Somewhat interesting discussion on the paper Autoregressive Speech Synthesis without Vector Quantization
https://twitter.com/unilightwf/status/1811610158713413716
Its interesting that Microsoft turns to continuous models. I saw few other papers on the same direction too.
the claims that discrete models have issues with continuity is quite a valid point. For example, its easy to prove speaker similarity is not perfect as discrete representation doesn't doesn't really follow continuous xvector. It is strange that none discrete papers mentioned that.
We have open-sourced Emilia for speech generation, a 101k-hour dataset in six languages from in-the-wild (e.g. talk shows, interviews, debates). Checkout perf of model trained with it.

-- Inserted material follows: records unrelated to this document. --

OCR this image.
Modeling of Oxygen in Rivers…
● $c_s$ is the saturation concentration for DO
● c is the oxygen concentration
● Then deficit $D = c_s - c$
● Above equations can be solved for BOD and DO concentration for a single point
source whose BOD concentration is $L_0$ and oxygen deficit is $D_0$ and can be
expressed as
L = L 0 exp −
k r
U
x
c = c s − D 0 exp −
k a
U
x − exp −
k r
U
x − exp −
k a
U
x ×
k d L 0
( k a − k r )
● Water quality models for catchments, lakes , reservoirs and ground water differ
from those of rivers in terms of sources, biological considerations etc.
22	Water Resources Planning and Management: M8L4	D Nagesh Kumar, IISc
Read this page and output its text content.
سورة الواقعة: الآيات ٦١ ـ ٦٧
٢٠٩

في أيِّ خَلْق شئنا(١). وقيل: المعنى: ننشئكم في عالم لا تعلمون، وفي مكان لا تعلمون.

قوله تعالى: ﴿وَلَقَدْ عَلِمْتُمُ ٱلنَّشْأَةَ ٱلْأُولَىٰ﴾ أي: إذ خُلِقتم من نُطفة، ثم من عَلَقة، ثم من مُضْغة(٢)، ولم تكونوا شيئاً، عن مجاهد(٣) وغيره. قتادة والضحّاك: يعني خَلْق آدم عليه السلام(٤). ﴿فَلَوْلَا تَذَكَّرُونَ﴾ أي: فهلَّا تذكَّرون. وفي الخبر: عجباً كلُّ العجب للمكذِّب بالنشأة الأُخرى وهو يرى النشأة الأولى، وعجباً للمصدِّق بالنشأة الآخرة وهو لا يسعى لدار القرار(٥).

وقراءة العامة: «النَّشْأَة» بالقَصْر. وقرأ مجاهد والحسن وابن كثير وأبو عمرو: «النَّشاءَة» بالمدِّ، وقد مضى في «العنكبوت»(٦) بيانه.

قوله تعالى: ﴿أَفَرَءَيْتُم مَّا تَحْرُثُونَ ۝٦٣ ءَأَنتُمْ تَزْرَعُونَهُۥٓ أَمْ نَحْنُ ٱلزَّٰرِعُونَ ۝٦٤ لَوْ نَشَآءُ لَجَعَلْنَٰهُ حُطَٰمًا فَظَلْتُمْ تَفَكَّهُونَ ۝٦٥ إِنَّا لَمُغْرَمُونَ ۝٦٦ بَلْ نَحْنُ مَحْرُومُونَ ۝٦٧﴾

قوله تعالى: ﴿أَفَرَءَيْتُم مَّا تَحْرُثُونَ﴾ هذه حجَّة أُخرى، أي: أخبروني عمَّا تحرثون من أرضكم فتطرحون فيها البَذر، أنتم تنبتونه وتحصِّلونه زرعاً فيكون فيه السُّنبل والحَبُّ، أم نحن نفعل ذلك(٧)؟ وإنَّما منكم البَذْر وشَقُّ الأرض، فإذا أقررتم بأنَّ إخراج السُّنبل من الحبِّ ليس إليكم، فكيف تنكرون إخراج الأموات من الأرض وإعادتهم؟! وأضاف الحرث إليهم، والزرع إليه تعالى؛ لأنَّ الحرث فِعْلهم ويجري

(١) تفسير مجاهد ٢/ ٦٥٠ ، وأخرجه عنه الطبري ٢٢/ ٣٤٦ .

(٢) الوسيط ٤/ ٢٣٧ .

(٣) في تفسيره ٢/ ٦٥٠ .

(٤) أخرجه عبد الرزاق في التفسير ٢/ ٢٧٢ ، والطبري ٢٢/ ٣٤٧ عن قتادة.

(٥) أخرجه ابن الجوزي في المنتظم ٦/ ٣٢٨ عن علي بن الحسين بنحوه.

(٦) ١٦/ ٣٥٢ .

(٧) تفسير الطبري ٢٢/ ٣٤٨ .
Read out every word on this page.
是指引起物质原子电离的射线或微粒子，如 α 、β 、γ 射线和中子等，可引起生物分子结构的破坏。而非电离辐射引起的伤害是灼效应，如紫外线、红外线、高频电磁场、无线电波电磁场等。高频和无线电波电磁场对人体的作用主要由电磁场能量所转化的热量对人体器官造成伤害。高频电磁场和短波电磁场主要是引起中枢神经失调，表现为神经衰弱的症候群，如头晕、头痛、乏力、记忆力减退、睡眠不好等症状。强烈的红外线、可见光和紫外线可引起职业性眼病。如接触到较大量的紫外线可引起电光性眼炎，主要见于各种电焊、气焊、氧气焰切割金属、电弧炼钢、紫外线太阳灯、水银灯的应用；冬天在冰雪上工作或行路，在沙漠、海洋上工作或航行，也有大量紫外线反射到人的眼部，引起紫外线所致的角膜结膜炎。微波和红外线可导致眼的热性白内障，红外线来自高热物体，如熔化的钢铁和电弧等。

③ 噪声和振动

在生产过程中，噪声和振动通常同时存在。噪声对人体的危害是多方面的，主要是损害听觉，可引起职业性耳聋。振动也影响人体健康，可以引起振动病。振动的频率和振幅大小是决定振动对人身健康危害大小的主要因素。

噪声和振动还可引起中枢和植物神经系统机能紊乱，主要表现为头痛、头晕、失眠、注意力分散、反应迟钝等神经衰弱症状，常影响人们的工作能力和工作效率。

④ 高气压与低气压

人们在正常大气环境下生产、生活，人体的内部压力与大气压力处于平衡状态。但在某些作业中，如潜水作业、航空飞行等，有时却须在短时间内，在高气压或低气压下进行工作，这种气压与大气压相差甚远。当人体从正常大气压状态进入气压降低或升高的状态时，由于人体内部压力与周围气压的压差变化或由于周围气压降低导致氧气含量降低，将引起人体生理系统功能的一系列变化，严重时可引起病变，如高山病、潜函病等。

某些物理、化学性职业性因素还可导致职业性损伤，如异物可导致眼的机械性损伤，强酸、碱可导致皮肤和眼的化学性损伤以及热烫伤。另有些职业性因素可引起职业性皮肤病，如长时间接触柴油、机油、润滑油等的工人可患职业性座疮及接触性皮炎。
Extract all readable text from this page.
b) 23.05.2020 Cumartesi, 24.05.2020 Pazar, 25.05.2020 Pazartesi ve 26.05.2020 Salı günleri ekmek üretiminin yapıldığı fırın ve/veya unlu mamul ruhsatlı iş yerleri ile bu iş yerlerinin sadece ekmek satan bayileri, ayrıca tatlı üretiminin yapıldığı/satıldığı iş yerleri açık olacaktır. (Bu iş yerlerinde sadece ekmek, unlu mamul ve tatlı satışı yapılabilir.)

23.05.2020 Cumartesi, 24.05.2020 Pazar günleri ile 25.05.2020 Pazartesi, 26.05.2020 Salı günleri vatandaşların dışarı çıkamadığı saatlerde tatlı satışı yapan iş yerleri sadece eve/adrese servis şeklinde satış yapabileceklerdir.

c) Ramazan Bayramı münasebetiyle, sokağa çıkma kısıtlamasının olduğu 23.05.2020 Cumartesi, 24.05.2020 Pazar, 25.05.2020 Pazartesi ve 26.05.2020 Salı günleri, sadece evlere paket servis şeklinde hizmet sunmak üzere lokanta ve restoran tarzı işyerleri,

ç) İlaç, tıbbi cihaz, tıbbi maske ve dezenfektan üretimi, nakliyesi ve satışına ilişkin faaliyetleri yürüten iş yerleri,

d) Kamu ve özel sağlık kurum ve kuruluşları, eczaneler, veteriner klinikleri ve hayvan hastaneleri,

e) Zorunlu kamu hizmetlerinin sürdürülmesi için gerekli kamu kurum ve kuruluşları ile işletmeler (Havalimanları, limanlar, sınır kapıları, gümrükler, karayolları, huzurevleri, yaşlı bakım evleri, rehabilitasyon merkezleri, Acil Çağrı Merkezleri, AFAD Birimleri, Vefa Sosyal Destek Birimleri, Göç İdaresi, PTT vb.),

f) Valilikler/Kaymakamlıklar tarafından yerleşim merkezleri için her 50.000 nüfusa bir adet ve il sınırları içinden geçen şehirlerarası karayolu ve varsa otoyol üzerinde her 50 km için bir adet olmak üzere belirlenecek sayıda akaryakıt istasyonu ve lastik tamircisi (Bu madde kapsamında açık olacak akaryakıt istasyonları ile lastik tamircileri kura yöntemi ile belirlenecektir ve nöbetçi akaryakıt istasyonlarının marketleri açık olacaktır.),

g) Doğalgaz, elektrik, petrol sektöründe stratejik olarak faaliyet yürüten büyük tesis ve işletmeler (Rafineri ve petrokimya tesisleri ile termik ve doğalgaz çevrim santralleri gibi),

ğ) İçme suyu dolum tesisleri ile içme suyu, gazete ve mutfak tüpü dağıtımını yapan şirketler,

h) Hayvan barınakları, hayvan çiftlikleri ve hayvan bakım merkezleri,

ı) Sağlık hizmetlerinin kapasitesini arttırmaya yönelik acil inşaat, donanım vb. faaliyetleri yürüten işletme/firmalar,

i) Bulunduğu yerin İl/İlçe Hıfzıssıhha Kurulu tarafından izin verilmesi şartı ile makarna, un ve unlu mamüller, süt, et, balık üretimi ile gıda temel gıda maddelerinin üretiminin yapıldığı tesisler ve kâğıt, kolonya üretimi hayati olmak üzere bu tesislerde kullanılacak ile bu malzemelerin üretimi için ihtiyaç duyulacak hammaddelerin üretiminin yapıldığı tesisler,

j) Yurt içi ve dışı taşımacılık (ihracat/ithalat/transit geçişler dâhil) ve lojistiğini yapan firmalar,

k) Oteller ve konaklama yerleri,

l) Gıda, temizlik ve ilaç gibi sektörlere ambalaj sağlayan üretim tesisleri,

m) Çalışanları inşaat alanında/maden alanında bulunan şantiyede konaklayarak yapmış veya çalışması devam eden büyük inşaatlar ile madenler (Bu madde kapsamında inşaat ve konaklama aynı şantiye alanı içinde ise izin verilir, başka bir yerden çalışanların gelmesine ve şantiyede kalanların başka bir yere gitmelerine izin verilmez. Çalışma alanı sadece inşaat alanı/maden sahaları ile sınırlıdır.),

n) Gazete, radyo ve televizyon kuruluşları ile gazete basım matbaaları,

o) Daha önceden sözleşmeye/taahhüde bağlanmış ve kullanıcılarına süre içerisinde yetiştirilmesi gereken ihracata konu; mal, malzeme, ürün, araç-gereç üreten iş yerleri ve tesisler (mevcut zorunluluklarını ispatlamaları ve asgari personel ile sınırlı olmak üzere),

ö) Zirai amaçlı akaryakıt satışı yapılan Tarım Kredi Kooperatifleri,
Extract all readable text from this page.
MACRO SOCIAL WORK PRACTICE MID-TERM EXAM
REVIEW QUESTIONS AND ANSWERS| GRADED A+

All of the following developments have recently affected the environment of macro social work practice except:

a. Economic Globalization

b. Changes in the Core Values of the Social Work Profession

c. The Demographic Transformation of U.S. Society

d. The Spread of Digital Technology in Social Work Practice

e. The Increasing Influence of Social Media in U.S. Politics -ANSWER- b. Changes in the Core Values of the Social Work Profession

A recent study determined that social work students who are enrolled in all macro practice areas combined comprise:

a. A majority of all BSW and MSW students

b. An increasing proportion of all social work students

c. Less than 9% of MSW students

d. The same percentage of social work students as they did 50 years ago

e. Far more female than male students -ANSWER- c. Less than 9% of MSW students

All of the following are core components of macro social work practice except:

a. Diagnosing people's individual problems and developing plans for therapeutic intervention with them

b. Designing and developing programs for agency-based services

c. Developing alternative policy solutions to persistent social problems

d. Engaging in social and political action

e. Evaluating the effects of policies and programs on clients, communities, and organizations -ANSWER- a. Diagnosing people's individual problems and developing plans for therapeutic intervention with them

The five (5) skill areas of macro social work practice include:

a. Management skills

HF: https://huggingface.co/datasets/amphion/Emilia
ArXiv: https://arxiv.org/abs/2407.05361
Demo: https://emilia-dataset.github.io/Emilia-Demo-Page/
Many LLM papers recently, this one is interesting in claims of very good accuracy for Chinese and English
https://arxiv.org/abs/2407.04675
Seed-ASR: Understanding Diverse Speech and Contexts with LLM-based Speech Recognition
Ye Bai, Jingping Chen, Jitong Chen, Wei Chen, Zhuo Chen, Chuang Ding, Linhao Dong, Qianqian Dong, Yujiao Du, Kepan Gao, Lu Gao, Yi Guo, Minglun Han, Ting Han, Wenchao Hu, Xinying Hu, Yuxiang Hu, Deyu Hua, Lu Huang, Mingkun Huang, Youjia Huang, Jishuo Jin, Fanliu Kong, Zongwei Lan, Tianyu Li, Xiaoyang Li, Zeyang Li, Zehua Lin, Rui Liu, Shouda Liu, Lu Lu, Yizhou Lu, Jingting Ma, Shengtao Ma, Yulin Pei, Chen Shen, Tian Tan, Xiaogang Tian, Ming Tu, Bo Wang, Hao Wang, Yuping Wang, Yuxuan Wang, Hanzhang Xia, Rui Xia, Shuangyi Xie, Hongmin Xu, Meng Yang, Bihong Zhang, Jun Zhang, Wanyi Zhang, Yang Zhang, Yawei Zhang, Yijie Zheng, Ming Zou
Modern automatic speech recognition (ASR) model is required to accurately transcribe diverse speech signals (from different domains, languages, accents, etc) given the specific contextual information in various application scenarios. Classic end-to-end models fused with extra language models perform well, but mainly in data matching scenarios and are gradually approaching a bottleneck. In this work, we introduce Seed-ASR, a large language model (LLM) based speech recognition model. Seed-ASR is developed based on the framework of audio conditioned LLM (AcLLM), leveraging the capabilities of LLMs by inputting continuous speech representations together with contextual information into the LLM. Through stage-wise large-scale training and the elicitation of context-aware capabilities in LLM, Seed-ASR demonstrates significant improvement over end-to-end models on comprehensive evaluation sets, including multiple domains, accents/dialects and languages. Additionally, Seed-ASR can be further deployed to support specific needs in various scenarios without requiring extra language models. Compared to recently released large ASR models, Seed-ASR achieves 10%-40% reduction in word (or character, for Chinese) error rates on Chinese and English public test sets, further demonstrating its powerful performance.